Key to targeting “second wallet” – ascertain the style of travel
Travellers, just like consumers in any e-commerce category, have distinct ways of shopping.
So come to think of it – can two families travelling to a same destination end up liking exactly the same hotel, same tours, same food, same event？Not really.
A layer of intelligence that can ascertain an individual or a family’s way of travelling or intent is key to monetising the traffic. This is a key reason why Ctrip has chosen to acquire the US-based Trip.com, a company that specialises in algorithms-driven curation of travel recommendations.

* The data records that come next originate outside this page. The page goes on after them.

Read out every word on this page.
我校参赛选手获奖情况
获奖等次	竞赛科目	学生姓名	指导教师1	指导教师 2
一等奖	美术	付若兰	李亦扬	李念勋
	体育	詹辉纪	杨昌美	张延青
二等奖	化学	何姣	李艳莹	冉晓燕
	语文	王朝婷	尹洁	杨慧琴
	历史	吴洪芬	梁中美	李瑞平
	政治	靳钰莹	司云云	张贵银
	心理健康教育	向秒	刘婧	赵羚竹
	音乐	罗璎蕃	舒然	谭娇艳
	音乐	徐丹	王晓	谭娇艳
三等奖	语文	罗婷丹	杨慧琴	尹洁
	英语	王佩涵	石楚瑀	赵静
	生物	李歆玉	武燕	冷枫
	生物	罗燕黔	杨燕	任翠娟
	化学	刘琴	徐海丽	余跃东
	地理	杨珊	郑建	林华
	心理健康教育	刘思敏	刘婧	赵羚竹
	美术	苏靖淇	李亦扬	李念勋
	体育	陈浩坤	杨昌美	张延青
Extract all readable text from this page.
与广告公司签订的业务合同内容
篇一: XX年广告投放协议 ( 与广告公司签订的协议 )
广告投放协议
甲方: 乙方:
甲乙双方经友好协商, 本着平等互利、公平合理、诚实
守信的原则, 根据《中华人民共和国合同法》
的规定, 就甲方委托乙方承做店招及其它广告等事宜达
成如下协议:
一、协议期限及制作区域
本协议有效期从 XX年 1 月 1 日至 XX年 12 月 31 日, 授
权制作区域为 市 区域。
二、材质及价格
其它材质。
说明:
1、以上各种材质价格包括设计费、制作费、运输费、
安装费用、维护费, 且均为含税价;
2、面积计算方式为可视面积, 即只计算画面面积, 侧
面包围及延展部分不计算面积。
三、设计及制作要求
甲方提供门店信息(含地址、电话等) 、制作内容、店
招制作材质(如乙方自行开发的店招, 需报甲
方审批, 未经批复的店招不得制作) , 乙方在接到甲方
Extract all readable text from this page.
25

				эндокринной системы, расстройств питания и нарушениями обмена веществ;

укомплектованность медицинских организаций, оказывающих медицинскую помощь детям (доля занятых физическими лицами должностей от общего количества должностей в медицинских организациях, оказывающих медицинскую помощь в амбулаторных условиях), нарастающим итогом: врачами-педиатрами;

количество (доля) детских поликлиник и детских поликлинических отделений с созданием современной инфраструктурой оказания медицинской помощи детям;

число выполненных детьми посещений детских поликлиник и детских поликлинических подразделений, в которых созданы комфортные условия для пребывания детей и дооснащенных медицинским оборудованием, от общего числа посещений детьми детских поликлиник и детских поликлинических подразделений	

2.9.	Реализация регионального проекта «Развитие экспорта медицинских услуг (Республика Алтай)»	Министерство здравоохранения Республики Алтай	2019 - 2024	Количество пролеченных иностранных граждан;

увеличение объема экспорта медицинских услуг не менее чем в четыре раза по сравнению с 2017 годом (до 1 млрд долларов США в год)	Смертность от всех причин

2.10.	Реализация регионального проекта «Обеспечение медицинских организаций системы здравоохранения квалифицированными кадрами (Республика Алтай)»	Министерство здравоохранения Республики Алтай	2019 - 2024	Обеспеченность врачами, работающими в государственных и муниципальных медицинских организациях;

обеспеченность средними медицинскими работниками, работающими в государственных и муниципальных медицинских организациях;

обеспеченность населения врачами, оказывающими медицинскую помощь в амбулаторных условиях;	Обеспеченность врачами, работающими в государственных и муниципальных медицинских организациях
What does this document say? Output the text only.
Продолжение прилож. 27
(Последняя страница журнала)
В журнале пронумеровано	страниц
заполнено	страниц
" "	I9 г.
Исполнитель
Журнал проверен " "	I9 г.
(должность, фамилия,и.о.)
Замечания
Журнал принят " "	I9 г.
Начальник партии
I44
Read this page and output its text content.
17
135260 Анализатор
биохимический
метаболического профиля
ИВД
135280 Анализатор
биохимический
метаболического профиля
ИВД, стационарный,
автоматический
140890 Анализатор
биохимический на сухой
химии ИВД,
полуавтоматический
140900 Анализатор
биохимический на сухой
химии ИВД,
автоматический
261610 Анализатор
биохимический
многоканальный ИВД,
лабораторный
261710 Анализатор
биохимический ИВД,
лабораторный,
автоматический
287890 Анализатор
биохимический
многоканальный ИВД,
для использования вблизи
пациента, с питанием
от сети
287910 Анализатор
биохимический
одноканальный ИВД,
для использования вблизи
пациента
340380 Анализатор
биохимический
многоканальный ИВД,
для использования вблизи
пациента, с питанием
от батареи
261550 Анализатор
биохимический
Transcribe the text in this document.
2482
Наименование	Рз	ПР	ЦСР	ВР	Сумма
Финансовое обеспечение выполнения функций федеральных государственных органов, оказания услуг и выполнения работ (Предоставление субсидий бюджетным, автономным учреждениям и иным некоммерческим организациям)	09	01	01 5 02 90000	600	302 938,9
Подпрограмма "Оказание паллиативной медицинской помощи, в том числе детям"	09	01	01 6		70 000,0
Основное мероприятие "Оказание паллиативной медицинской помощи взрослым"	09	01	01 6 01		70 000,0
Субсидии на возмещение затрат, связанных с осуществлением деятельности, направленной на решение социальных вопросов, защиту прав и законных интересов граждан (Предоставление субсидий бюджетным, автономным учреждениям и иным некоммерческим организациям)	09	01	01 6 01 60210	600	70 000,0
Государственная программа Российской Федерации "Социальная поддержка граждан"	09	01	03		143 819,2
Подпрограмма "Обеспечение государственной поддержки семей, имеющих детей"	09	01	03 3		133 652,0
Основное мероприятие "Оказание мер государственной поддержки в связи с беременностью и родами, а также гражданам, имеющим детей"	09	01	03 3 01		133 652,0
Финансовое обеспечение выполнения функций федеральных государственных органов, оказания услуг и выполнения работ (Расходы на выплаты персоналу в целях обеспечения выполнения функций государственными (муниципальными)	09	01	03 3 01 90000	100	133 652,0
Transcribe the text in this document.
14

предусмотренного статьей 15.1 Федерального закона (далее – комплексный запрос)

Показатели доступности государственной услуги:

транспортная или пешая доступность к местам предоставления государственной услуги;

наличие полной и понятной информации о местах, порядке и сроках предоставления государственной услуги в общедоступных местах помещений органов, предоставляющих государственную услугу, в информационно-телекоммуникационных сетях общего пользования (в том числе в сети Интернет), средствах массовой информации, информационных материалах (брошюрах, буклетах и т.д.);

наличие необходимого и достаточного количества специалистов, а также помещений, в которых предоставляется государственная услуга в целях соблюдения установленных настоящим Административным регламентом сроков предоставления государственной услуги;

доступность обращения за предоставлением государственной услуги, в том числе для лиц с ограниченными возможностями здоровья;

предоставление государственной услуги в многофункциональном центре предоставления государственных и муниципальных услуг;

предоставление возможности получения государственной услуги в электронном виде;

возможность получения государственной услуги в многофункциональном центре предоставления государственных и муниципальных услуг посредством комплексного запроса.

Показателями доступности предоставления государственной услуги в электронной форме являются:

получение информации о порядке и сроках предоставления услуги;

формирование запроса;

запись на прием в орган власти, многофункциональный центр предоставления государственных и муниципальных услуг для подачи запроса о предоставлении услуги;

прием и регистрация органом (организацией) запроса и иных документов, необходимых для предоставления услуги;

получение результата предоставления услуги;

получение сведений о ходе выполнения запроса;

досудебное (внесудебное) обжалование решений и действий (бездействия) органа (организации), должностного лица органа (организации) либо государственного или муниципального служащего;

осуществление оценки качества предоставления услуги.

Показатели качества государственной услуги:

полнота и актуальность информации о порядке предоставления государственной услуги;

The battle for understanding the intent via keywords isn’t new. In fact, even if the intent is clear then also unearthing what a traveller’s trip is all about is missing. Travel shopping remains fragmented, gets completed over multiple sessions, featuring multiple e-commerce sites.
In fact, airlines, hotels, OTAs etc. might not even feature in some of the transactions. For instance, in my recent trip, I booked for New Delhi- Shanghai via Ctrip, I searched for “ATP Tennis Master 1000” tournament and “Shanghai Disneyland” on Google. I, along with my family, bought tickets for both. And it wasn’t via the OTA or the airline. Also, it wasn’t the first time I searched for tennis news, events, tickets, and an amusement park like Disney, Universal etc. to give enough indications about my style of travel.
As for new developments, a human-like automated interaction via your preferred interface (say Facebook Messenger or WeChat) might offer those 6-7 trip components that you are looking in a trip, but chances are you might run out of patience at least as of today. And patience can be defined losing focus in less than half a minute.
Of course, for those several components of a trip, a traveller would need to share those preferences. But if an e-commerce player continues to push a user to ascertain what they have to search for then they would lose the traffic.